Dienstag, August 03, 2004

Bundesratsinitiative: Erleichterung für Kleingastronomie.

HANNOVER. Die niedersächsische Landesregierung hat heute (Dienstag) in ihrer Kabinettssitzung eine Bundesratsinitiative zur Änderung des Gaststättengesetzes beschlossen. Künftig sollen durch Verordnung Kleinbetriebe auch ohne eine zusätzliche Gaststättenerlaubnis öffnen können.

"Damit wollen wir Kleingastronomen von bürokratischem Aufwand und unnötigen Kosten befreien", sagte Wirtschaftsminister Walter Hirche. Der Minister erwartet von der Gesetzesinitiative positive Auswirkungen auf künftige Existenzgründungen. Hirche: "Wir verfolgen damit konsequent unser Vorhaben, Barrieren für Betriebsgründer abzubauen."

Nach dem Gesetzentwurf, den Niedersachsen nach der Sommerpause in den Bundesrat einbringen wird, können per Verordnung gastronomische Betriebe auch ohne Erlaubnis zugelassen werden, wenn in diesen eine von den Ländern festgelegte Sitzplatzzahl und Grundfläche nicht überschritten wird. Allerdings darf in diesen Gaststätten kein Alkohol ausgeschenkt werden. Ferner müssen sich die Kleinbetriebe an die üblichen Ladenöffnungszeiten halten.

Niedersachsen werde nach dem Erfolg der Gesetzesinitiative sofort eine entsprechende Verordnung erlassen, teilte Hirche mit. "Wir beabsichtigen, gastronomische Kleinbetriebe mit bis zu 10 Sitzplätzen und einer Grundfläche von 40 Quadratmetern von der Erlaubnispflicht freizustellen. Diese Verordnung wird meinen Erlass aus dem vergangenen Jahr ergänzen, wonach kleine gastronomische Betriebe in Niedersachsen auch ohne Toiletten geführt werden dürfen", sagte Hirche. Damit wäre für die Branche insgesamt ein erhebliches Entlastungspotenzial erreicht. (Presseinformation der niedersächsischen Staatskanzlei). (via Braunschweiger LandKüche e.V.).

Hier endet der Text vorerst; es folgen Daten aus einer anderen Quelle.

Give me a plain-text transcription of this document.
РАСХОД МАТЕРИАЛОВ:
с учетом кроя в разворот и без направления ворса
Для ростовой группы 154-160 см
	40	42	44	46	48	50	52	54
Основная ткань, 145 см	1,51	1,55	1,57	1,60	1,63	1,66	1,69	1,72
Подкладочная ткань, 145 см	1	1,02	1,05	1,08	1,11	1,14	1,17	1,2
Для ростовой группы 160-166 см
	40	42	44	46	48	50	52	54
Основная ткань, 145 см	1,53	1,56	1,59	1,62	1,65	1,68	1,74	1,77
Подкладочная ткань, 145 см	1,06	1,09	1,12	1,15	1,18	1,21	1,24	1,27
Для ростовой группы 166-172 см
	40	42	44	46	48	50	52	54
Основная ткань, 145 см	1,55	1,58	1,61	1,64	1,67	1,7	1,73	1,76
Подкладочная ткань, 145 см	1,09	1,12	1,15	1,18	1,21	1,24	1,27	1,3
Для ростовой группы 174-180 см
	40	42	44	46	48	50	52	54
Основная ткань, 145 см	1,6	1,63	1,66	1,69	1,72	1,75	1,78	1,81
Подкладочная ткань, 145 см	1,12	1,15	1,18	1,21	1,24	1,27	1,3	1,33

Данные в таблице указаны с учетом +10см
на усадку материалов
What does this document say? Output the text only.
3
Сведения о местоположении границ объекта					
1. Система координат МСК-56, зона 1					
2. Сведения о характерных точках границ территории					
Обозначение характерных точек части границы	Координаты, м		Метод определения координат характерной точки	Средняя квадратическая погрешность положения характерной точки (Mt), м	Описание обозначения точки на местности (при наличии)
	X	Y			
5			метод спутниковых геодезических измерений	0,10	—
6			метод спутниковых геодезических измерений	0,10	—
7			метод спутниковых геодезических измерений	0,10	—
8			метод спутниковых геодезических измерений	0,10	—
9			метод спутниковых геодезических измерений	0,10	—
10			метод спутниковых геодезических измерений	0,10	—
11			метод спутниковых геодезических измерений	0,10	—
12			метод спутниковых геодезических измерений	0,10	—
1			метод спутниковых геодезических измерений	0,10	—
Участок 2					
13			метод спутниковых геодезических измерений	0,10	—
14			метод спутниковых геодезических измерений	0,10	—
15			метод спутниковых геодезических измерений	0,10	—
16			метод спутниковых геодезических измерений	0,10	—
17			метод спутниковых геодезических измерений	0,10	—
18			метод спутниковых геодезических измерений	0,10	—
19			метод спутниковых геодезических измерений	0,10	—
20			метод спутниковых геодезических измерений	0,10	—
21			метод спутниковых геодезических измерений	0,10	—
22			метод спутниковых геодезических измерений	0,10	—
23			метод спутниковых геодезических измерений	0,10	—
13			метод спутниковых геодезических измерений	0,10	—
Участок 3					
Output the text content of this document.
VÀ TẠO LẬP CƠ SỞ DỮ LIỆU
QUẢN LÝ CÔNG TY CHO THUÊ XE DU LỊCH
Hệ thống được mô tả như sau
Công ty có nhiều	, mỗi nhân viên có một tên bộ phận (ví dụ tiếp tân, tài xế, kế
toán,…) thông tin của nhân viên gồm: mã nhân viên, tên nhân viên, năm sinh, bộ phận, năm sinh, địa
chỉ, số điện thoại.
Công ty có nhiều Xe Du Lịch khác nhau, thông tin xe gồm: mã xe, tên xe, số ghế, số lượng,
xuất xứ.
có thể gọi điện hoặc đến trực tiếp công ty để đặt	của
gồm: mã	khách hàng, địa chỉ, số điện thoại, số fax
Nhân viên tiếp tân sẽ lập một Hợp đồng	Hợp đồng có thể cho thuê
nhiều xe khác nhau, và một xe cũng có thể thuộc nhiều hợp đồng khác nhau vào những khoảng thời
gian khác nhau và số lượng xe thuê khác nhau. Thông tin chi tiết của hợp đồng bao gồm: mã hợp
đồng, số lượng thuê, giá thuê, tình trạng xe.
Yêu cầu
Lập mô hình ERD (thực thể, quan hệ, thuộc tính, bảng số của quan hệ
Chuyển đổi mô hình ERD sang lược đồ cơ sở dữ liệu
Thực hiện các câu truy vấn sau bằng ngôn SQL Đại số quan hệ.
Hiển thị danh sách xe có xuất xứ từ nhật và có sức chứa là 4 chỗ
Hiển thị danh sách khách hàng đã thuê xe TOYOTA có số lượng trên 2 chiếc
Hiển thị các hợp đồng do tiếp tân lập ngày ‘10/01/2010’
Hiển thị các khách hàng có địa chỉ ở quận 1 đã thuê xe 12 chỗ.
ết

Kommentar: Diese geplante Gesetzesänderung würde lediglich eine Benachteiligung der Gastronomie ausgleichen, die eingetreten ist, weil in einigen Bundesländern anderen Branchen der Ausschank alkoholfreier Getränke innerhalb der Ladenöffnungszeiten ohne gaststättenrechtliche Erlaubnis zugestanden worden ist (etwa Bäckern, die nebenbei einige Sitzplätze mit Speis und Trank anbieten).

Leider werden die teilweise unverschämten Gebühren für eine gaststättenrechtliche Erlaubnis für den Regelfall (mit Ausschank alkoholischer Getränke und außerhalb der Ladenöffnungszeiten und der Sperrzeiten), die insbesondere bei einem Inhaberwechsel ohne Nutzungsänderung in keinem Verhältnis stehen zu dem minimalen bürokratischen Aufwand, dadurch nicht verringert. Viele Kommunen mißbrauchen diese Gebührenerhebung, die eigentlich die anfallenden Kosten nicht übersteigen dürfen, aus fiskalischen Gründen, salopper formuliert: sie zocken die Antragsteller regelrecht ab, um ihre Kassen zu füllen.